Herinnering aan Jan Bakker in de rubriek ONDERWEG van
Jaap J. Bakker van Oudeschild
De bijgaande foto is van Jan
Bakker met de broodkar van bakkerij Dros. De geboren en
getogen Ouweschilder, die onlangs op 87-jarige leeftijd
overleed, werd ooit Koninklijk onderscheiden voor meer
dan 40 jaar dienstverband bij deze bakkerij.
Op deze kiek staat de altijd goedgehumeurde
broodbezorger nog met de handkar, later kwam er een
heuse bakfiets met luchtbanden voor in de plaats. En op
die driewieler ging hij vaak naar Den Burg en omstreken
te venten. Na een dag langs de deur kwam z’n baas Jan
Dros hem dan weer ophalen met de auto. Er werd dan net
als in Hollands Glorie een sleeptros uitgegooid, die
werd vastgemaakt aan bumper en bakfiets.
De terugreis was meestal in het schemertje en daar de
bakfiets een doortrapper was, heeft de broodventer met
opgetrokken knieën menige riskante sleepreis gemaakt.
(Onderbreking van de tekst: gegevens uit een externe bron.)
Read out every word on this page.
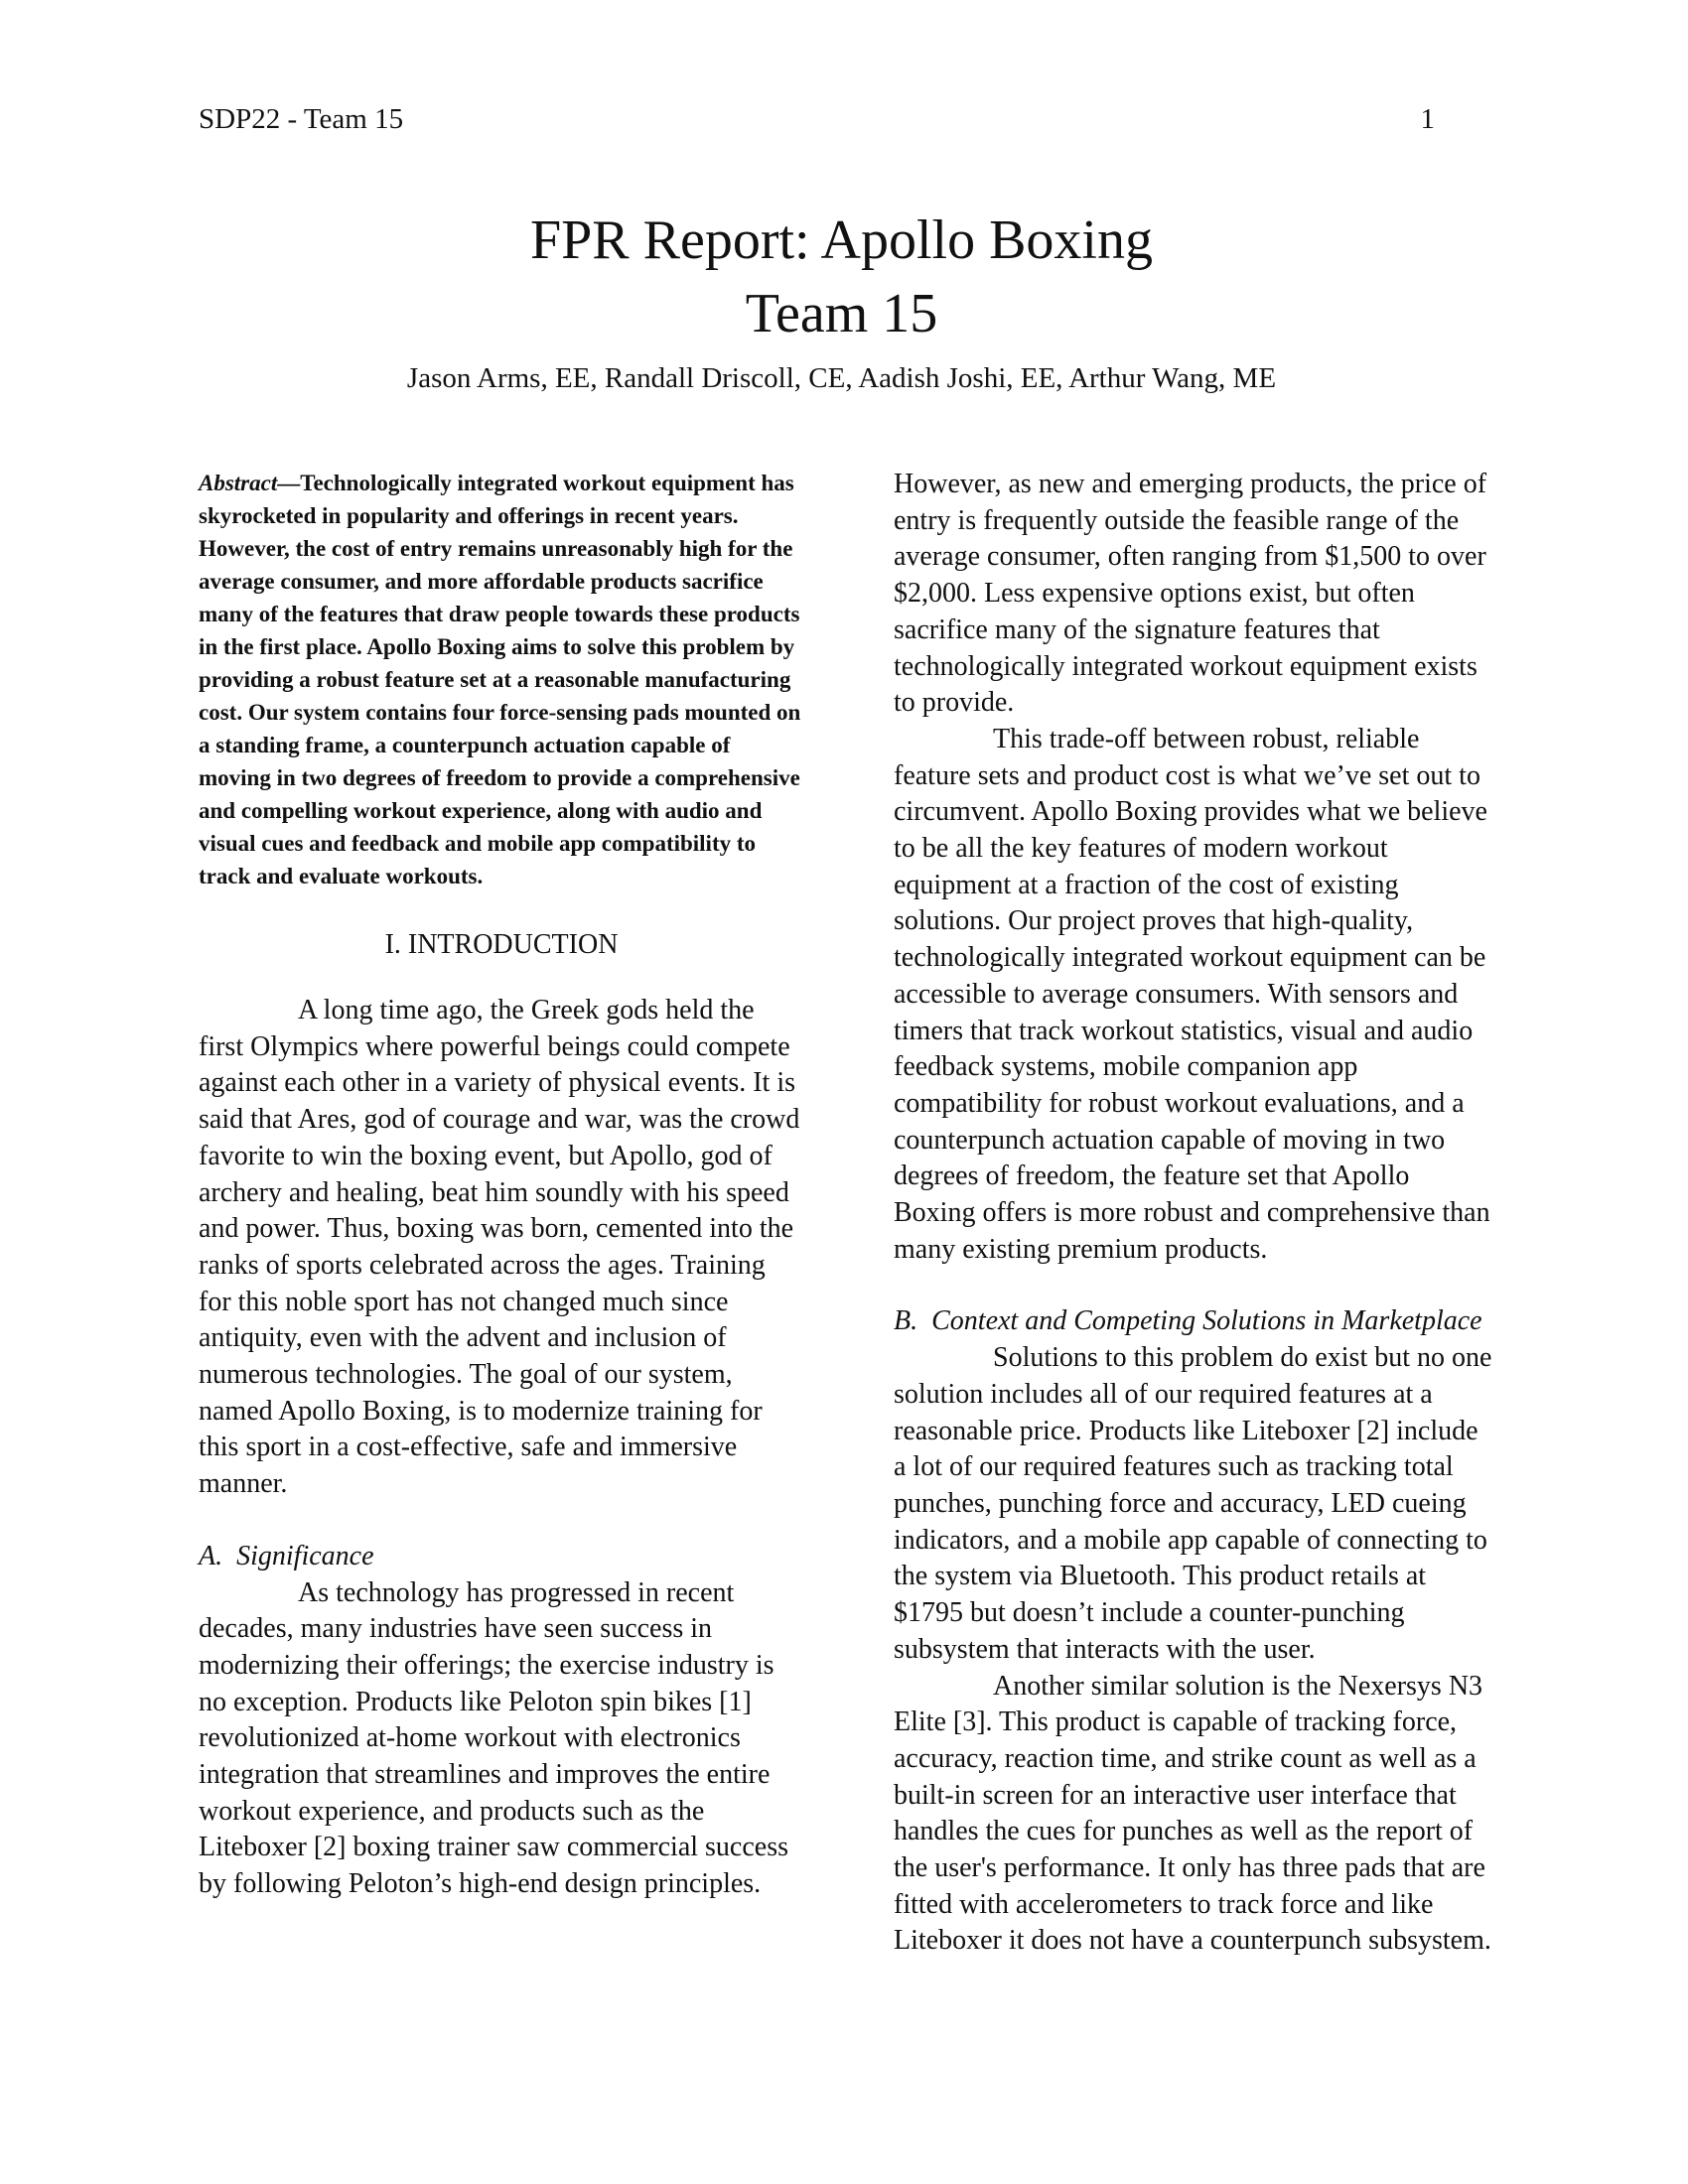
SDP22 - Team 15	1
FPR Report: Apollo Boxing
Team 15
Jason Arms, EE, Randall Driscoll, CE, Aadish Joshi, EE, Arthur Wang, ME

Abstract—Technologically integrated workout equipment has skyrocketed in popularity and offerings in recent years. However, the cost of entry remains unreasonably high for the average consumer, and more affordable products sacrifice many of the features that draw people towards these products in the first place. Apollo Boxing aims to solve this problem by providing a robust feature set at a reasonable manufacturing cost. Our system contains four force-sensing pads mounted on a standing frame, a counterpunch actuation capable of moving in two degrees of freedom to provide a comprehensive and compelling workout experience, along with audio and visual cues and feedback and mobile app compatibility to track and evaluate workouts.

I. INTRODUCTION

A long time ago, the Greek gods held the first Olympics where powerful beings could compete against each other in a variety of physical events. It is said that Ares, god of courage and war, was the crowd favorite to win the boxing event, but Apollo, god of archery and healing, beat him soundly with his speed and power. Thus, boxing was born, cemented into the ranks of sports celebrated across the ages. Training for this noble sport has not changed much since antiquity, even with the advent and inclusion of numerous technologies. The goal of our system, named Apollo Boxing, is to modernize training for this sport in a cost-effective, safe and immersive manner.

A. Significance

As technology has progressed in recent decades, many industries have seen success in modernizing their offerings; the exercise industry is no exception. Products like Peloton spin bikes [1] revolutionized at-home workout with electronics integration that streamlines and improves the entire workout experience, and products such as the Liteboxer [2] boxing trainer saw commercial success by following Peloton’s high-end design principles.

However, as new and emerging products, the price of entry is frequently outside the feasible range of the average consumer, often ranging from $1,500 to over $2,000. Less expensive options exist, but often sacrifice many of the signature features that technologically integrated workout equipment exists to provide.

This trade-off between robust, reliable feature sets and product cost is what we’ve set out to circumvent. Apollo Boxing provides what we believe to be all the key features of modern workout equipment at a fraction of the cost of existing solutions. Our project proves that high-quality, technologically integrated workout equipment can be accessible to average consumers. With sensors and timers that track workout statistics, visual and audio feedback systems, mobile companion app compatibility for robust workout evaluations, and a counterpunch actuation capable of moving in two degrees of freedom, the feature set that Apollo Boxing offers is more robust and comprehensive than many existing premium products.

B. Context and Competing Solutions in Marketplace

Solutions to this problem do exist but no one solution includes all of our required features at a reasonable price. Products like Liteboxer [2] include a lot of our required features such as tracking total punches, punching force and accuracy, LED cueing indicators, and a mobile app capable of connecting to the system via Bluetooth. This product retails at $1795 but doesn’t include a counter-punching subsystem that interacts with the user.

Another similar solution is the Nexersys N3 Elite [3]. This product is capable of tracking force, accuracy, reaction time, and strike count as well as a built-in screen for an interactive user interface that handles the cues for punches as well as the report of the user's performance. It only has three pads that are fitted with accelerometers to track force and like Liteboxer it does not have a counterpunch subsystem.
Jan Witvliet zei: Ik ga nog liever met een straaljager
mee, dan achter Jan Sieme an te hangen!.
Ook was Bakker vele jaren conciërge van het
Parochiehuis, in de volksmond ‘het Bondje’ genaamd. De
populaire beheerder heeft verschillende generaties het
biljartspel onderwezen.
En velen zullen zich de gezellige zondagochtenden na de
kerk in het Bondje nog herinneren en zeker met het
heengaan van Jan Bakker hieraan gedacht hebben.